Yesterday’s lead story in the N&O about NC Governor Bev Perdue’s latest “gaffe” is a case study in what’s wrong with modern journalism. The lede:
Democratic Gov. Bev Perdue has long had a reputation for shoot-from-the-hip remarks that leave her audiences shaking their heads, part of her folksy, I’m-just-a -coal-miner’s-daughter persona.
But none of her previous comments hit a political nerve like her startling suggestion this week that Congress suspend its elections next year to concentrate on fixing the economy. Listen to the governor’s remarks.
Ummm, this is only “startling” if you somehow think she seriously meant this. If you listen the audio– it’s linked in the story– Perdue doesn’t vary her cadence, tone of voice, etc., to make it sound like she’s aiming for sarcasm, satire, etc. Nonetheless, we are left with two choices:
1) Democrat Bev Perdue is smart enough to be the governor of North Carolina, but actually dumb enough to think this is a political possibility with greater than a 0.0% chance and that it would be a good thing to lock in a Republican House majority for two more years and that it would be politically smart to suggest this in a serious manner.
Or
2) Bev Perdue is a poor extemporaneous speaker (there’s plenty of evidence for that) who failed to properly convey through tone, cadence, etc., the quite obvious interpretation that she’s using a hyperbolic version along the lines of “just throw them in a room and don’t let them out until they’ve solved this.”
How any half-intelligent political observer could truly believe choice #1 is beyond me. Yet, apparently this statement has been all the rage in conservative circles, as the article points out. What the article fails to do, is fully point out just how absurd this interpretation is. It does, however, nicely undermine itself–especially its prominent placement, with some excellent quotes from Duke Poli Sci professor and 2008 Libertarian candidate for NC Governor, Mike Munger:
Michael Munger, who as the Libertarian candidate ran against Perdue in 2008, said it was clear that Perdue was not serious and that even if her proposal was nonsensical, she had a valid point.

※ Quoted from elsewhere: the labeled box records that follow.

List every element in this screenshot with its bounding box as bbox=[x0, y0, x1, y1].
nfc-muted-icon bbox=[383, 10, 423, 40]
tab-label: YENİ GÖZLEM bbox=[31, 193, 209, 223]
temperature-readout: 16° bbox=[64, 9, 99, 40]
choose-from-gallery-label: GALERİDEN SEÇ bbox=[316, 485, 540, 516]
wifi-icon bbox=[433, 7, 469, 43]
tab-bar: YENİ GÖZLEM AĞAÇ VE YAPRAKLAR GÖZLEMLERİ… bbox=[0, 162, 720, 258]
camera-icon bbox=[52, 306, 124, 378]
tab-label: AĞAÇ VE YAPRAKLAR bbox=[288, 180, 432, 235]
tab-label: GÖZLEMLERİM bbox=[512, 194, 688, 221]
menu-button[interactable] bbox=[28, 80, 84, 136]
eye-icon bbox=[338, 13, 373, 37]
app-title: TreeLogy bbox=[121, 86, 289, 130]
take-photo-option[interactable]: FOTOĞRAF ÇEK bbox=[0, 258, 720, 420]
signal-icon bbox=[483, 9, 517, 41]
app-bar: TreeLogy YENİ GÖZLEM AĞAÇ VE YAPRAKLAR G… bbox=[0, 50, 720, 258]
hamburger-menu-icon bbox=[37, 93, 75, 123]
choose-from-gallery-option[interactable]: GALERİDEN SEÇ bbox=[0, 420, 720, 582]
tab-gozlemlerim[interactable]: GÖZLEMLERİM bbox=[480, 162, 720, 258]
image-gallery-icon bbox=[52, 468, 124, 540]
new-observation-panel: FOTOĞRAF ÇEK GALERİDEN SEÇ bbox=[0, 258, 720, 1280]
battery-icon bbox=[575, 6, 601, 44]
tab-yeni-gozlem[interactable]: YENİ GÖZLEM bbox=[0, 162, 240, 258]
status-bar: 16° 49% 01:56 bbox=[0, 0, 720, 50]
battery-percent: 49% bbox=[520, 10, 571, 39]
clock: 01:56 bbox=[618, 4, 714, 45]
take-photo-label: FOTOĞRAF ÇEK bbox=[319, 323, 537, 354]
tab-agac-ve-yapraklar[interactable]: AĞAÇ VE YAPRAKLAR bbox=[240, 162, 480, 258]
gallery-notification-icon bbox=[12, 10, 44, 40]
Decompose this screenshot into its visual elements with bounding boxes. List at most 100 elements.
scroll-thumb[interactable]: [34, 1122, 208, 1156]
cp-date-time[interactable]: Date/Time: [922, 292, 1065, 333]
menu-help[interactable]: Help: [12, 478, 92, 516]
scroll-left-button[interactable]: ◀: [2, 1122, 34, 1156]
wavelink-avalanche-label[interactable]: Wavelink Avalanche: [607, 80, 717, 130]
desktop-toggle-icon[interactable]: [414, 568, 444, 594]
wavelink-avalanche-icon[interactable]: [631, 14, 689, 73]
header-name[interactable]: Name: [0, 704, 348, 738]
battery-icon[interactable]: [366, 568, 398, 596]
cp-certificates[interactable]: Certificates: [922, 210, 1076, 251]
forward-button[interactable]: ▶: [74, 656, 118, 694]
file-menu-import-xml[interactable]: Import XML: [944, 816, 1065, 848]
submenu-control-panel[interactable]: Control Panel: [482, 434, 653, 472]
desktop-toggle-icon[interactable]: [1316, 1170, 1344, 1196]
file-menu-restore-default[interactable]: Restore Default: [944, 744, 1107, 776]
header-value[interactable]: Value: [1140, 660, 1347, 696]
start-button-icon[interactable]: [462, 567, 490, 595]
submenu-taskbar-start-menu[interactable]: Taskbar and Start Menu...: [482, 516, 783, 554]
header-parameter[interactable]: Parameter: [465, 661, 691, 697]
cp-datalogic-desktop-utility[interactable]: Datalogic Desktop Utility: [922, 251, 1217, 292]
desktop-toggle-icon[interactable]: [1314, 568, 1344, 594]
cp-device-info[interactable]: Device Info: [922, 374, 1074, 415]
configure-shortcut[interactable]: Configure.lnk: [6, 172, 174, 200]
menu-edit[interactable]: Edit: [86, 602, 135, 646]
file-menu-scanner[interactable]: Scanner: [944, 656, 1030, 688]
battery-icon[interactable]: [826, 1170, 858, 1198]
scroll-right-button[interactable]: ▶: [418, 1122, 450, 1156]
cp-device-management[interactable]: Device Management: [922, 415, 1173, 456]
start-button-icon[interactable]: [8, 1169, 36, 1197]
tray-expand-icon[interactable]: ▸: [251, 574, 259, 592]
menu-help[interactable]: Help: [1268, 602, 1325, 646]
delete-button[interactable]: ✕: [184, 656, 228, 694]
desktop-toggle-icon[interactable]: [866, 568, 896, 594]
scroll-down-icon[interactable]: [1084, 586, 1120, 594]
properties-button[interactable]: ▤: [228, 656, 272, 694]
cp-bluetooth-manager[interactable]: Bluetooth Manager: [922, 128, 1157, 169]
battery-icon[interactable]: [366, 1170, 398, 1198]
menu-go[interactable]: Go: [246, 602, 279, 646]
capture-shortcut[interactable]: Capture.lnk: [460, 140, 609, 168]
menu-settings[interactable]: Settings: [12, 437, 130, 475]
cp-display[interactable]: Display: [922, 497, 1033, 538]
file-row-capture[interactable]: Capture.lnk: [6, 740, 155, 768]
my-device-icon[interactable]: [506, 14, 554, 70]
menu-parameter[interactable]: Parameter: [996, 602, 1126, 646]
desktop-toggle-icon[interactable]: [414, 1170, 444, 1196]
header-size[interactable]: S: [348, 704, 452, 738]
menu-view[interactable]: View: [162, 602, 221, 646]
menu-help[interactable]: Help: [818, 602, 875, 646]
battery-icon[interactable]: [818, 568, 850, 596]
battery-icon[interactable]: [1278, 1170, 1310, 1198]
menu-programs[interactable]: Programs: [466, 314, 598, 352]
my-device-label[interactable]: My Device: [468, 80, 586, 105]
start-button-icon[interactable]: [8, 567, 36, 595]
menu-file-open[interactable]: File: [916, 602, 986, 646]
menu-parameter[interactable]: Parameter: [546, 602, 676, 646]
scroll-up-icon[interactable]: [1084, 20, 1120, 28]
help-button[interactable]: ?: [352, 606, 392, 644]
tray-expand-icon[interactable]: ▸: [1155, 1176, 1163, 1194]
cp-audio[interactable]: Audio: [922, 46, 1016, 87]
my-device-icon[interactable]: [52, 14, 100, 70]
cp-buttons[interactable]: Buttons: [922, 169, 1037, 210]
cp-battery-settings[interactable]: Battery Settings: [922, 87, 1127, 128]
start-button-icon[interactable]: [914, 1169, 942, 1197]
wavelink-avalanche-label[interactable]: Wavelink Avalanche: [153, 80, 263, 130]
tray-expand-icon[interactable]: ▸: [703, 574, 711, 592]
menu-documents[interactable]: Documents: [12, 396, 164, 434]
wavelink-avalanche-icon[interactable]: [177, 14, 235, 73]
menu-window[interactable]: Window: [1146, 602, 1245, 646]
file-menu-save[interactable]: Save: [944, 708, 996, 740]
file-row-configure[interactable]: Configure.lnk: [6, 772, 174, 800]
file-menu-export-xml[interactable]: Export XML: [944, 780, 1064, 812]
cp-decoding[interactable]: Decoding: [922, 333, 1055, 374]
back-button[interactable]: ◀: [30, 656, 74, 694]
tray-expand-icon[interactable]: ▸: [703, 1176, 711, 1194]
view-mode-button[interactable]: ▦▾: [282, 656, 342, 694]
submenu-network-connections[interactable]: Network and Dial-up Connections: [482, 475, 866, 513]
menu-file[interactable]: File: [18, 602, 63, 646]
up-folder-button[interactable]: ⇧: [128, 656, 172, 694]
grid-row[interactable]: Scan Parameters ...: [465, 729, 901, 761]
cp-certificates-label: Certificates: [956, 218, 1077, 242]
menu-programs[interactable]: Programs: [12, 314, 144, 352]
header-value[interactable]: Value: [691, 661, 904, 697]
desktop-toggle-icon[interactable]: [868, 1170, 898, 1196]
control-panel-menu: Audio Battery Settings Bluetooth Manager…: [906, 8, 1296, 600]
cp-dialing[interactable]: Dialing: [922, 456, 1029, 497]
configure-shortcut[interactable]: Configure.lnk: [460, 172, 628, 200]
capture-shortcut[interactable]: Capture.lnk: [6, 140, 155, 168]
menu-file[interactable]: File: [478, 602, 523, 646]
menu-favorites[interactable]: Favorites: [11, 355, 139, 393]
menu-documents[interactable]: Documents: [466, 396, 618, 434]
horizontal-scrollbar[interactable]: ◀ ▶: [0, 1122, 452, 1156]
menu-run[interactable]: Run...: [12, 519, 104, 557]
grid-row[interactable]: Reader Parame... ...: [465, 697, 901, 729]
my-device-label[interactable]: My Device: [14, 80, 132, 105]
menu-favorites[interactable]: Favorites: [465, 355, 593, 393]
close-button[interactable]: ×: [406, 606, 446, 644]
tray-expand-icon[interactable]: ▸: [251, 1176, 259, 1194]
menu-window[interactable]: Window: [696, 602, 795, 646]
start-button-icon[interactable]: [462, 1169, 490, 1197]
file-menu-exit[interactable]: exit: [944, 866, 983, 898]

“The reaction proves her point,” said Munger, a Duke University science professor. “Is that what we should all be arguing about? An off-the-cuff remark instead of what we need do to improve the economy and the situation of the country and the state?”…
“She is perfectly bright,” Munger said. “But she is not quick on her feet. George Bush had the same problem. He was a smart guy but he would sometimes come across as: What in the world is that?”
To enter politics today, one has to have “an absence of self-doubt” and both Perdue and Bush have that, Munger said, allowing them to say whatever is on their mind, when other people might hold back.
The article then goes through a tortured history of Perdue’s gaffes. And why are these gaffes, because it’s got to fit the narrative of the story. There’s some bizarre story about a bad joke with a sheep, but other than that, neither I, nor my students whom I shared this with yesterday, saw these as gaffes at all. Leading the list:
For Perdue this was not her first gaffe. In fact, it was not even her first gaffe that day. Earlier on Tuesday, at an appearance in Raleigh, she referred several times to Raleigh Denim co-founder Victor Lytvinenko as “David.”
Seriously? Just getting someone’s name wrong at a public event is a “gaffe”? Or this:
Or there was the time, when a television cameraman, offered a lascivious “All Right,” after Perdue said she would “undress” from the TV microphone that was clipped to her jacket. ” I’m an old woman,” Perdue said. “You are a pervert.”
Strikes me as a pretty sharp comeback, not a gaffe. You get the point. But, the story is about her “gaffes” so whatever can be construed that way, will be. Perdue does say a lot of fairly stupid things, but her comments about the current Congress are not among them. This whole episode speaks poorly of both the conservatives who ginned up a “controversy” over this and the mainstream media that pretended that this controversy was actually based on something real.